I started musing about doing a game again. Maybe a zoo tycoon game where you have to grow the animal fodder yourself. Or maybe a game tying gardening to exploration. I discovered the Godot game engine and was instantly smitten with it. Signals! Nodes! GDScript! Then an image took root in my mind. It was the cover picture of one of the books my dad used to have lying around the house, “Le Petit Prince” by Antoine de Saint-Exupéry. I set about modeling the game world on that picture. And that’s when I hit a snag with Godot: the engine began freezing up every so often, just for a fraction of second, but it was noticeable. Reluctantly, because if anything I’d become more enamored with Godot, I implemented the same scene in Unity, and the slight stutter disappeared. I shut my heart up and dropped Godot.

Le Petit Prince - book cover

I’ve been chipping away at it in Unity ever since. And, literally chipping and glueing, in MagicaVoxel. I’ve known for a while that I lack the artistic chops to get something decent-looking out of 3D modeling tools like Maya or Blender. That was one of the reasons why my previous game had been all text. Now, however, I had this picture in my head. And it wasn’t 2D anymore either. In the short while that I’d been mulling it over, it had gained a dimension. With the likes of Maya and Blender out of the question, that meant the path to homegrown 3D graphics would have to go through voxel art. Enter MagicaVoxel.
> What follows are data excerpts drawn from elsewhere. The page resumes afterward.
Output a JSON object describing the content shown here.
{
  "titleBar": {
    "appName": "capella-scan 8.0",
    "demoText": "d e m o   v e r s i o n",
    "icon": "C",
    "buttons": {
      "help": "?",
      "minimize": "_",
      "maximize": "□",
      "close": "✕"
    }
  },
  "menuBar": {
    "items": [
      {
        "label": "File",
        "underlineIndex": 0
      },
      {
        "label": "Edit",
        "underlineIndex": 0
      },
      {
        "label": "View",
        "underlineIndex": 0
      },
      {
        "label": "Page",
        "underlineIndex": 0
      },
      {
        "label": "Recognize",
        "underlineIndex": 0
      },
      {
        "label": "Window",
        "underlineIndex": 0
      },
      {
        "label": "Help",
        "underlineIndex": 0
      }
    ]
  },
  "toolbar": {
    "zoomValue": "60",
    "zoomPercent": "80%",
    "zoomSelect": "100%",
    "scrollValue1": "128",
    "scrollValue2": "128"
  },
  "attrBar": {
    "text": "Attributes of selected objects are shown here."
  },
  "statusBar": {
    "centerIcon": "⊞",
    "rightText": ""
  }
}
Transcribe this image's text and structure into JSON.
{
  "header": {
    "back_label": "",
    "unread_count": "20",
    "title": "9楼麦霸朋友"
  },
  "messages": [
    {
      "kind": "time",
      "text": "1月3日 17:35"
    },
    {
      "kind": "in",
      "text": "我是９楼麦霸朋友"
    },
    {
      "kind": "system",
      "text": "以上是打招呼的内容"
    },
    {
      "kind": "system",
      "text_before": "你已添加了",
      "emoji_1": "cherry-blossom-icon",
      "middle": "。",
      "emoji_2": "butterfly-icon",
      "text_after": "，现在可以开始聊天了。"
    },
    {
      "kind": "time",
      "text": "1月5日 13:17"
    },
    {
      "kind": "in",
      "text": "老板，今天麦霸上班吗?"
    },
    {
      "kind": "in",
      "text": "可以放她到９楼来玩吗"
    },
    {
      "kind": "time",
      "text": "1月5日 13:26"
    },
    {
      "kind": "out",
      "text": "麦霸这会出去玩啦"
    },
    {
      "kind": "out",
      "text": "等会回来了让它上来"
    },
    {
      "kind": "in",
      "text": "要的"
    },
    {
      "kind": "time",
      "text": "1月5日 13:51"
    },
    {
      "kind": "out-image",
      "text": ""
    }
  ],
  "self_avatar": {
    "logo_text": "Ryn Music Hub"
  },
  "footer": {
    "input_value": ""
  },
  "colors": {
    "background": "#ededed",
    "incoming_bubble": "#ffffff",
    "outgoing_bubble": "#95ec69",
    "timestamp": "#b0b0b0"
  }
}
So where am I going with all this? Well, I think I’ve made up my mind to do this right. You know, stick to my vision, finish the game, put it on Steam, make a fuss about it so folks take a look at it. I guess you could say this post is the beginning of all that.

Which brings me to the name of the game. I’m calling it Pomodori, which is Italian for tomatoes, but which literally translates to “golden apples.” Because that’s how I remember my dad in his garden: happy, energetic, completely absorbed, and everything around him awash in a golden glow.